The LDS Foundation, the charitable division of the Mormon church, has donated $25,000 to an LGBTQ support group to pay for suicide prevention training.
The gift is being called historic by Affirmation members, who say it marks the first time The Church of Jesus Christ of Latter-day Saints has worked with the independent support group for gay Mormons.
“Over the past decade, we have really spent a lot of time building a productive relationship with the LDS Church to create a safe space for LGBTQ people,” Affirmation President Carson Tueller said in an interview.
While Affirmation and the church may have differences in some areas, on at least one topic — suicide prevention — they have found common ground.

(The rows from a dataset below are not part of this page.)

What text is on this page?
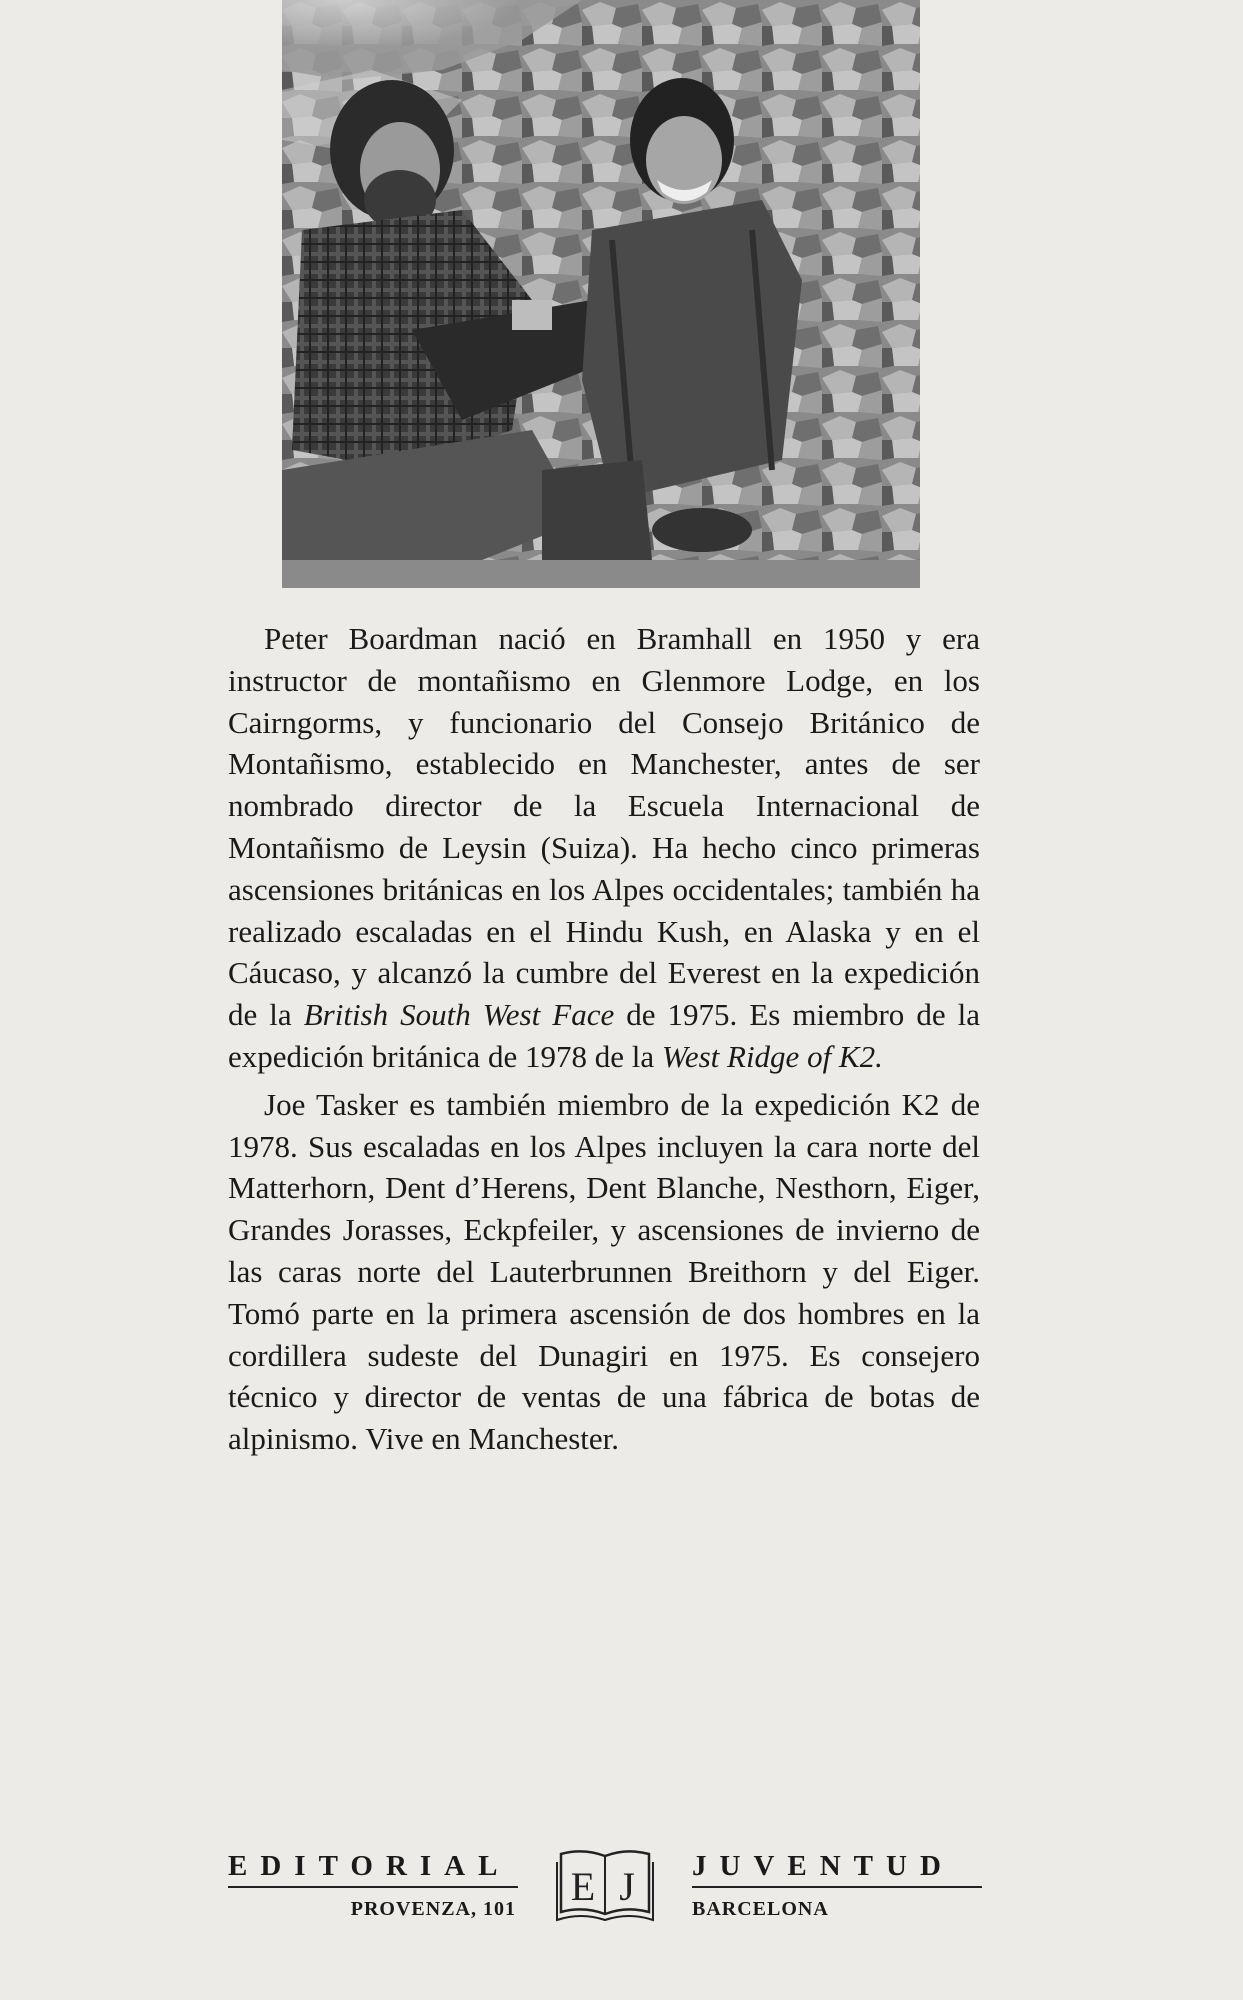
Peter Boardman nació en Bramhall en 1950 y era instructor de montañismo en Glenmore Lodge, en los Cairngorms, y funcionario del Consejo Británico de Montañismo, establecido en Manchester, antes de ser nombrado director de la Escuela Internacional de Montañismo de Leysin (Suiza). Ha hecho cinco primeras ascensiones británicas en los Alpes occidentales; también ha realizado escaladas en el Hindu Kush, en Alaska y en el Cáucaso, y alcanzó la cumbre del Everest en la expedición de la British South West Face de 1975. Es miembro de la expedición británica de 1978 de la West Ridge of K2.

Joe Tasker es también miembro de la expedición K2 de 1978. Sus escaladas en los Alpes incluyen la cara norte del Matterhorn, Dent d’Herens, Dent Blanche, Nesthorn, Eiger, Grandes Jorasses, Eckpfeiler, y ascensiones de invierno de las caras norte del Lauterbrunnen Breithorn y del Eiger. Tomó parte en la primera ascensión de dos hombres en la cordillera sudeste del Dunagiri en 1975. Es consejero técnico y director de ventas de una fábrica de botas de alpinismo. Vive en Manchester.

EDITORIAL
PROVENZA, 101 E J JUVENTUD
BARCELONA
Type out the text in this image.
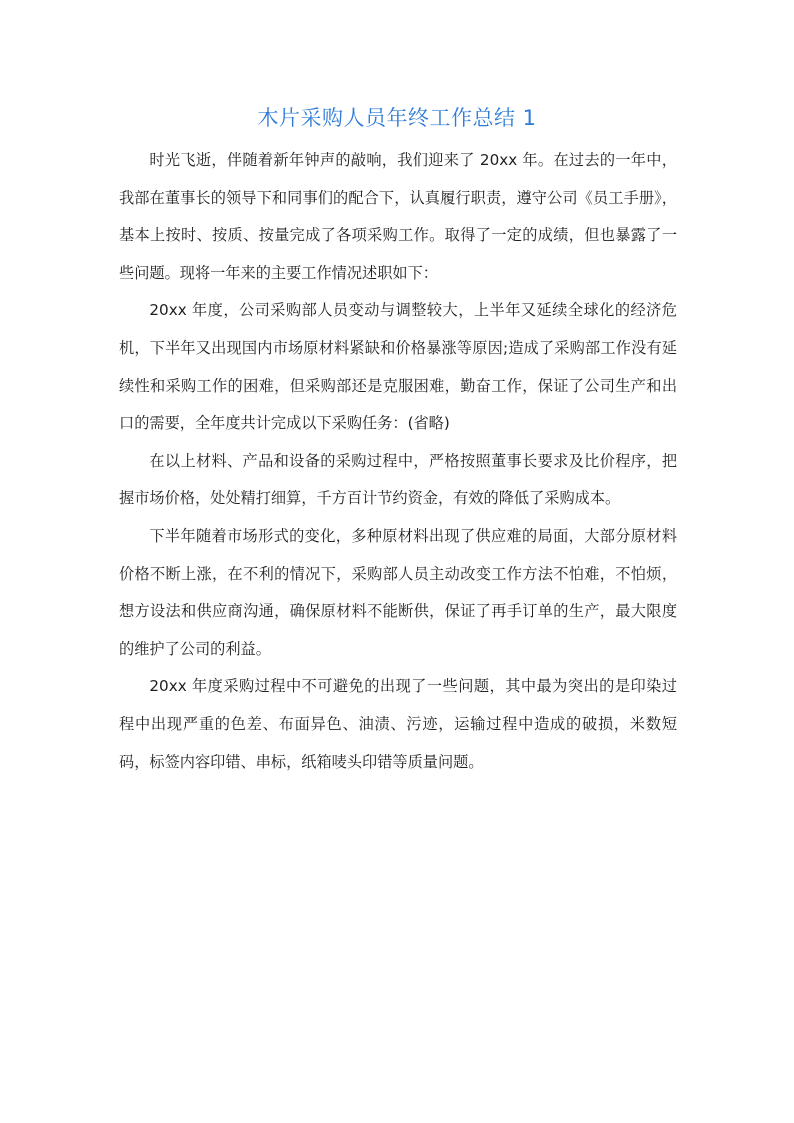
木片采购人员年终工作总结 1

时光飞逝，伴随着新年钟声的敲响，我们迎来了 20xx 年。在过去的一年中，我部在董事长的领导下和同事们的配合下，认真履行职责，遵守公司《员工手册》，基本上按时、按质、按量完成了各项采购工作。取得了一定的成绩，但也暴露了一些问题。现将一年来的主要工作情况述职如下：

20xx 年度，公司采购部人员变动与调整较大，上半年又延续全球化的经济危机，下半年又出现国内市场原材料紧缺和价格暴涨等原因;造成了采购部工作没有延续性和采购工作的困难，但采购部还是克服困难，勤奋工作，保证了公司生产和出口的需要，全年度共计完成以下采购任务：(省略)

在以上材料、产品和设备的采购过程中，严格按照董事长要求及比价程序，把握市场价格，处处精打细算，千方百计节约资金，有效的降低了采购成本。

下半年随着市场形式的变化，多种原材料出现了供应难的局面，大部分原材料价格不断上涨，在不利的情况下，采购部人员主动改变工作方法不怕难，不怕烦，想方设法和供应商沟通，确保原材料不能断供，保证了再手订单的生产，最大限度的维护了公司的利益。

20xx 年度采购过程中不可避免的出现了一些问题，其中最为突出的是印染过程中出现严重的色差、布面异色、油渍、污迹，运输过程中造成的破损，米数短码，标签内容印错、串标，纸箱唛头印错等质量问题。
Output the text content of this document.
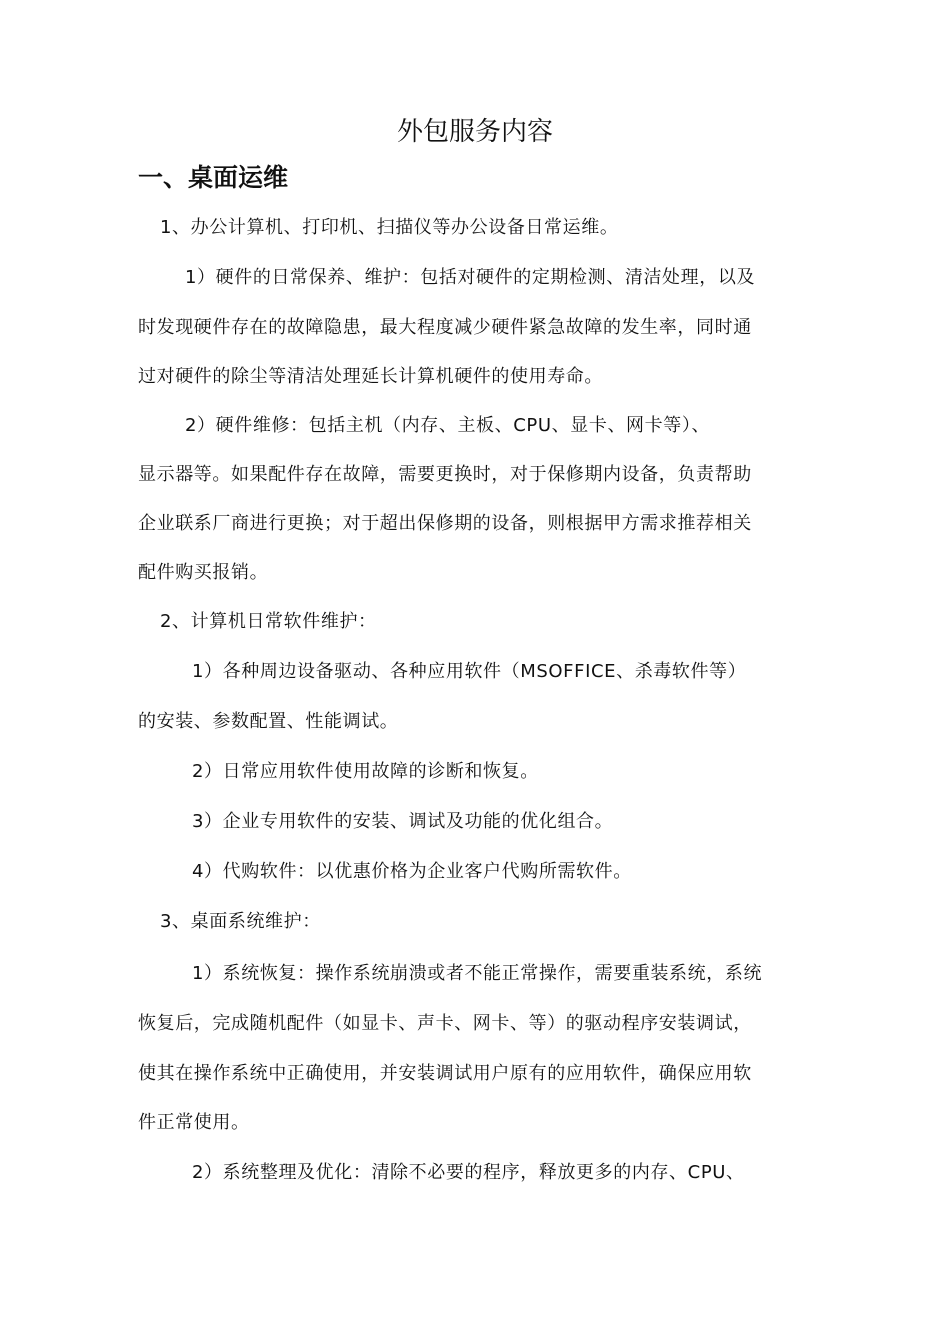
外包服务内容
一、桌面运维
1、办公计算机、打印机、扫描仪等办公设备日常运维。
1）硬件的日常保养、维护：包括对硬件的定期检测、清洁处理，以及
时发现硬件存在的故障隐患，最大程度减少硬件紧急故障的发生率，同时通
过对硬件的除尘等清洁处理延长计算机硬件的使用寿命。
2）硬件维修：包括主机（内存、主板、CPU、显卡、网卡等）、
显示器等。如果配件存在故障，需要更换时，对于保修期内设备，负责帮助
企业联系厂商进行更换；对于超出保修期的设备，则根据甲方需求推荐相关
配件购买报销。
2、计算机日常软件维护：
1）各种周边设备驱动、各种应用软件（MSOFFICE、杀毒软件等）
的安装、参数配置、性能调试。
2）日常应用软件使用故障的诊断和恢复。
3）企业专用软件的安装、调试及功能的优化组合。
4）代购软件：以优惠价格为企业客户代购所需软件。
3、桌面系统维护：
1）系统恢复：操作系统崩溃或者不能正常操作，需要重装系统，系统
恢复后，完成随机配件（如显卡、声卡、网卡、等）的驱动程序安装调试，
使其在操作系统中正确使用，并安装调试用户原有的应用软件，确保应用软
件正常使用。
2）系统整理及优化：清除不必要的程序，释放更多的内存、CPU、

“This is one of those places where our missions overlap and mesh,” Tueller said. “This is a good stepping stone and shows a certain amount of trust that has been built.”
More than just making history, though, the donation also could save lives, said Tueller, because it will allow Affirmation leaders to become certified suicide prevention trainers.
“We hope that this LDS Foundation grant to Affirmation will aid in suicide prevention amongst LGBTQ+ Mormons throughout the world and also be an encouragement to LDS members, bishops, Young Men and Young Women presidencies, and others working with Mormon youth to take advantage of these training opportunities with us,” Tueller said in a news release.
“We can’t do this alone,” he added, “Only by working together can we begin to reach everybody who needs to be reached both in and out of the church.”